Искусство как выбор. История моей жизни - Зельфира Исмаиловна Трегулова
Я проработала в «Нурминене» полтора года. В первый год мы подняли количество заказов и доход по российскому направлению в пять раз. За первое полугодие второго года – еще в два. Для меня эта работа – трудная, нервная, напряженная – стала прекрасной школой логистики и европейского менеджмента – честного, ненавязчивого, с исключительной быстротой реакции и коммуникации. При этом у меня были идеальные отношения с работодателем, Пентти Флинк прекрасно понимал, что моя квалификация сильно превышает обычные требования транспортной компании, и все в «Нурминене» относились ко мне с огромным уважением.
Конечно же, отправляя и принимая выставки, вышагивая километры по офису наших партнеров-брокеров в Шереметьево в ожидании, когда выставочный груз – а по сути бесценные шедевры – будет выпущен таможней, я скучала по кураторский работе. Общение с таможенниками мне давалось трудно: я понимала, что их требования вполне законны, но создают риски для безопасности художественных произведений, которые я не могла называть товаром, как было написано в транспортных накладных.

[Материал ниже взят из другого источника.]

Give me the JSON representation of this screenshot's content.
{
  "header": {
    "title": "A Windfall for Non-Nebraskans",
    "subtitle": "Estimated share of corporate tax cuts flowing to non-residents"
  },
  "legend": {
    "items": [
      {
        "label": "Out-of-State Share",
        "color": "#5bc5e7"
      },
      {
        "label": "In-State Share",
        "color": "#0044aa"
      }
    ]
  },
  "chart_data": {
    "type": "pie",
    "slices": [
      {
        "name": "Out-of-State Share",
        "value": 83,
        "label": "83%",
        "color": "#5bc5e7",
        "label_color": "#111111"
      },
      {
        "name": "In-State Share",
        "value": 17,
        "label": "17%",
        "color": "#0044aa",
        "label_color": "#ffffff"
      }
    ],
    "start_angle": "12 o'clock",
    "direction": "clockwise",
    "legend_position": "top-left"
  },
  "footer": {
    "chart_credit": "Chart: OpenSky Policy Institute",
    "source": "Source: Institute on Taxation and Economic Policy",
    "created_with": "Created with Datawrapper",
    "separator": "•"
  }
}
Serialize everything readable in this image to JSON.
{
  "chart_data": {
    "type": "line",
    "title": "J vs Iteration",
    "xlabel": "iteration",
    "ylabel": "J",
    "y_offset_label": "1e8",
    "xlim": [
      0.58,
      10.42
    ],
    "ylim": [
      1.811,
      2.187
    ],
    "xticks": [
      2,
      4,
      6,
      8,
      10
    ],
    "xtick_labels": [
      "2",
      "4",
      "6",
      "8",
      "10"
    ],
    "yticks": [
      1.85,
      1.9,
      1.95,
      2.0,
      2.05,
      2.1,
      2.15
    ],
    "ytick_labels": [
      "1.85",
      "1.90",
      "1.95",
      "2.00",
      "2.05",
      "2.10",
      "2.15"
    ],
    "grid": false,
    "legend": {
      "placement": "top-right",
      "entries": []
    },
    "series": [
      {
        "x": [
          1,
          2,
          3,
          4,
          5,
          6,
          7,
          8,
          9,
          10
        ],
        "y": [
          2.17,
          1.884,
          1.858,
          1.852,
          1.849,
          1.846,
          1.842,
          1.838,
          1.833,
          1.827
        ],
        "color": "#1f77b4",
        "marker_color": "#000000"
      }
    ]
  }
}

Хорошо помню один из своих первых больших заказов – выставку «Пикассо, Дали, Миро» из музейных собраний Испании в ГМИИ имени Пушкина. Мы ждали выпуска прилетевшего с утра выставочного груза, поскольку испанцы, как, впрочем, и все сопровождающие, настаивали на немедленном вывозе своих шедевров из аэропорта в музей. Я уже заехала на фургоне в зону хранения, оставив испанских партнеров в брокерском офисе, но тут выяснилось, что нет кладовщицы. Я пошла ее искать, надеясь уговорить поскорее выпустить наши ящики. Я нашла ее на соседнем складе, она была на грани нервного срыва, и в ответ на мои стенания по поводу мировых шедевров, прокричала: «Пикассо, Пикассо, да хрен с ним, у меня вон креветки текут!» Мне нечего было противопоставить текущим креветкам, и наши ящики остались на ночь в аэропорту. Все это подавляло, каждая воздушная транспортировка становилась для меня вызовом – вытащим в этот же день или не вытащим? Сможем убедить таможенника не распаковывать ящики сразу по привозе в музей и дать им отстояться в течение 24 часов в соответствии со всеми музейными нормами или не сможем?..
Работая потом в Пушкинском музее или в Музеях Кремля, где в мои обязанности входило обеспечение логистики, я не раз вспоминала «Нурминен Прима» – особенно когда запрашивала обсчет транспортных услуг, а мне отвечали, что на это потребуется две недели. В «Нурминене» в ответ на срочный запрос, сделанный утром, я уже к концу рабочего дня получала по факсу напечатанное касплоком письмо от ведущего специалиста компании Ярмо Валтонена с предварительным обсчетом, который потом почти ничем не отличался от обсчета окончательного…
Пентти уже давно на пенсии, Ярмо ушел из компании, проданной огромному логистическому концерну, но каждый раз, когда возникают сложности с перевозками или передо мной на стол ложится завышенное предложение по цене, я вспоминаю эти полтора года в «Нурминене» как важнейший для меня опыт. Благодаря высокому профессионализму моих коллег, у которых я очень многому научилась, я и сейчас четко отслеживаю и отмечаю в сметах все некорректные позиции, рассчитанные на то, что музеи плохо себе представляют, как формируется себестоимость и маржа транспортных услуг. Но оставалась я в логистической компании сравнительно недолго: сработал «зов крови».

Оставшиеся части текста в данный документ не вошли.